Why does performance improve when I run more than 32 threads per block?
My graphics card has 480 CUDA Cores (15 MS * 32 SP).
Each SM has 1-4 warp schedulers (Tesla = 1, Fermi = 2, Kepler = 4). Each warp scheduler is responsible for executing a subset of the warps allocated to the SM. Each warp scheduler maintains a list of eligible warps. A warp is eligible if it can issue an instruction on the next cycle. A warp is not eligible if it is stalled on a data dependency, waiting to fetch and instruction, or the execution unit for the next instruction is busy. On each cycle each warp scheduler will pick a warp from the list of eligible warp and issue 1 or 2 instructions.
The more active warps per SM the larger the number of warps each warp scheduler will have to pick from on each cycle. In most cases, optimal performance is achieved when there is sufficient active warps per SM to have 1 eligible warp per warp scheduler per cycle. Increasing occupancy beyond this point does not increase performance and may decrease performance.
A typical target for active warps is 50-66% of the maximum warps for the SM. The ratio of warps to maximum warps supported by a launch configuration is called Theoretical Occupancy. The runtime ratio of active warps per cycle to maximum warps per cycle is Achieved Occupancy. For a GTX480 (CC 2.0 device) a good starting point when designing a kernel is 50-66% Theoretical Occupancy. CC 2.0 SM can have a maximum of 48 warps. A 50% occupancy means 24 warps or 768 threads per SM.
The CUDA Profiling Activity in Nsight Visual Studio Edition can show the theoretical occupancy, achieved occupancy, active warps per SM, eligible warps per SM, and stall reasons.
The CUDA Visual Profiler, nvprof, and the command line profiler can show theoretical occupancy, active warps, and achieved occupancy.
NOTE: The count of CUDA cores should only be used to compare cards of similar architectures, to calculate theoretical FLOPS, and to potentially compare differences between architectures. Do not use the count when designing algorithms.
Welcome to Stack Overflow. The reason is that CUDA cores are pipelined. On Fermi, the pipeline is around 20 clocks long. This means that to saturate the GPU, you may need up to 20 threads per core.
The primary reason is the memory latency hiding model of CUDA. Most modern CPU's use cache to hide the latency to main memory. This results in a large percentage of chip resources being devoted to cache. Most desktop and server processors have several megabytes of cache on the die, which actually accounts for most of the die space.
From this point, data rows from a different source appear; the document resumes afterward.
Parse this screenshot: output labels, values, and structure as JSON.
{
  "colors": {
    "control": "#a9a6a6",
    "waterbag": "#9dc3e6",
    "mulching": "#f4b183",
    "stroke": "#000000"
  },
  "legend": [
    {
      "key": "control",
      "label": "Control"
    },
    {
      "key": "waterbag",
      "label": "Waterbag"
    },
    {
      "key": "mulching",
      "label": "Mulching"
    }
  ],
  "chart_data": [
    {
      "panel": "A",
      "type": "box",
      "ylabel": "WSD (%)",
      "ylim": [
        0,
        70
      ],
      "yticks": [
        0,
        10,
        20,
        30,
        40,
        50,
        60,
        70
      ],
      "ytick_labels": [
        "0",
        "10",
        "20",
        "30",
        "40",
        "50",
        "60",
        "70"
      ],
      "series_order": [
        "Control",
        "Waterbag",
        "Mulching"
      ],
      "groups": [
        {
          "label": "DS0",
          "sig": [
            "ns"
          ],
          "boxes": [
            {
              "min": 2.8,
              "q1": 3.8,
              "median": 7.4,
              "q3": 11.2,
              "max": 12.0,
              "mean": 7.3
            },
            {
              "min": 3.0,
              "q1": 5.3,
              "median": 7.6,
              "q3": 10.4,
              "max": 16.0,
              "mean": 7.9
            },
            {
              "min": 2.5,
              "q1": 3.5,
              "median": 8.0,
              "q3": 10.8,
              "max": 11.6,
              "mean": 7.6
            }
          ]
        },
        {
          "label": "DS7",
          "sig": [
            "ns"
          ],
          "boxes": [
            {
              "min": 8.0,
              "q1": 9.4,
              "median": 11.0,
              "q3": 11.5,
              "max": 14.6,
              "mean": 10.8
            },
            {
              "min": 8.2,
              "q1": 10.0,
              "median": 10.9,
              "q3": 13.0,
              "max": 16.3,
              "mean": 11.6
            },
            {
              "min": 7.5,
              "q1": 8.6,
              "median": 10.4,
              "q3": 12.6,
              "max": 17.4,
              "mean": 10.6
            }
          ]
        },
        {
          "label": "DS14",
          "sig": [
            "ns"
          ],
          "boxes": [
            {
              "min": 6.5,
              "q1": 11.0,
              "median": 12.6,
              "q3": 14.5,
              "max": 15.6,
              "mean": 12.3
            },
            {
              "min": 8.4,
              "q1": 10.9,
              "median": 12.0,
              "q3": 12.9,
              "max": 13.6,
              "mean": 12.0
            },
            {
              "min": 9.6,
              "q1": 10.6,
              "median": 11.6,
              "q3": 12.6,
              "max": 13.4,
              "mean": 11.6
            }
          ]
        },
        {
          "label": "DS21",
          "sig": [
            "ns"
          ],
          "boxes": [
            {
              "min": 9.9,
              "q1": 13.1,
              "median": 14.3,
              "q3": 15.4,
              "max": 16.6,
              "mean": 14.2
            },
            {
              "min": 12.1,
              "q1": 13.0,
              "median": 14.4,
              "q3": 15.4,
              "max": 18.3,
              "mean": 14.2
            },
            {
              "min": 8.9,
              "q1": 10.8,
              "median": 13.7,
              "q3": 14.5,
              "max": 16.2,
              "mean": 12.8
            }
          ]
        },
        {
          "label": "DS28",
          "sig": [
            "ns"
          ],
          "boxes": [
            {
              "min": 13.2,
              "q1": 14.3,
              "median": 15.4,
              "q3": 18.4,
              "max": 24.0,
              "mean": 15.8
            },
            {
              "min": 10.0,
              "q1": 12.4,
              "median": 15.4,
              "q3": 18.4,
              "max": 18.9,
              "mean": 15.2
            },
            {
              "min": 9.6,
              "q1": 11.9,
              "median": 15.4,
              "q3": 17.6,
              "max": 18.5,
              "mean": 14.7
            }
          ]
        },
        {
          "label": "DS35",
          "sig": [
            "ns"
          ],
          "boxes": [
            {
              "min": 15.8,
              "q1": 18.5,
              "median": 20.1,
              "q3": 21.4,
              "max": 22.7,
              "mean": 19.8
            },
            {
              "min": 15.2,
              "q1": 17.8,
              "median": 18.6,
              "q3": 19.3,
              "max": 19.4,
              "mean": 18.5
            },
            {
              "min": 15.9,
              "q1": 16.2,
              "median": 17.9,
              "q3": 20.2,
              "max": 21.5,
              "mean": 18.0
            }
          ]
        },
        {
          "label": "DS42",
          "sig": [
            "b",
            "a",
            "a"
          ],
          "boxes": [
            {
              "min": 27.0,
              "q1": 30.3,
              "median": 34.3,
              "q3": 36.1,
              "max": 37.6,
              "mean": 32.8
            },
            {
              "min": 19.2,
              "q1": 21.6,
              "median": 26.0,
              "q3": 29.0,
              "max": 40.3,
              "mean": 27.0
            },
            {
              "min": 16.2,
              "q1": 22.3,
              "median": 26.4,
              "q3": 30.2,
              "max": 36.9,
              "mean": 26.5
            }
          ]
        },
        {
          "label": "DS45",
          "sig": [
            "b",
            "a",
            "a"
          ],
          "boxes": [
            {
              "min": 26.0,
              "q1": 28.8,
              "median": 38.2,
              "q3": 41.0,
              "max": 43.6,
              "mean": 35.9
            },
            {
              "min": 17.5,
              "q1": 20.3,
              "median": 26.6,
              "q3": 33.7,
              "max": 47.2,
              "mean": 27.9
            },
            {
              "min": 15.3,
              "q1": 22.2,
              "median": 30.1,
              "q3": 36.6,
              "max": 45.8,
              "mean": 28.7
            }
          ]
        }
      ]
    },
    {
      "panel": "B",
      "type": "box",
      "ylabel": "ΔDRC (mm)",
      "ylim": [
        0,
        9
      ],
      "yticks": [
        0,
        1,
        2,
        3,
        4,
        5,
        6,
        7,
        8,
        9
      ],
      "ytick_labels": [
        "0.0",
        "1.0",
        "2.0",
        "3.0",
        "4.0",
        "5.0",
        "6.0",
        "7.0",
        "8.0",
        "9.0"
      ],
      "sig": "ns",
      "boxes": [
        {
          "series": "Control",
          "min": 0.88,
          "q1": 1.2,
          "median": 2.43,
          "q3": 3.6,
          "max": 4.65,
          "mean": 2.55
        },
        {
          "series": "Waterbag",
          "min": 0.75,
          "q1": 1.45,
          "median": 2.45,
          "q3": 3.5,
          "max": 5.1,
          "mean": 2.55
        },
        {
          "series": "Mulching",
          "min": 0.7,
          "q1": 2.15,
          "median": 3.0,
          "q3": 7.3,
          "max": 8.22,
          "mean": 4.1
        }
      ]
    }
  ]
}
In order to pack on more cores with the same energy usage and heat dissipation characteristics, CUDA-based chips instead devote their chip space to throwing on tons of CUDA cores (which are mostly just floating-point ALU's.) Since there is very little cache, they instead rely on having more threads ready to run while other threads are waiting on memory accesses to return in order to hide that latency. This gives the cores something productive to be working on while some warps are waiting on memory accesses. The more warps per SM, the more chance one of them will be runnable at any given time.
CUDA also has zero-cost thread switching in order to aid in this memory-latency-hiding scheme. A normal CPU will incur a large overhead to switch from execution of one thread to the next due to need to store all of the register values for the thread it is switching away from onto the stack and then loading all of the ones for the thread it is switching to. CUDA SM's just have tons and tons of registers, so each thread has its own set of physical registers assigned to it through the life of the thread. Since there is no need to store and load register values, each SM can execute threads from one warp on one clock cycle and execute threads from a different warp on the very next clock cycle.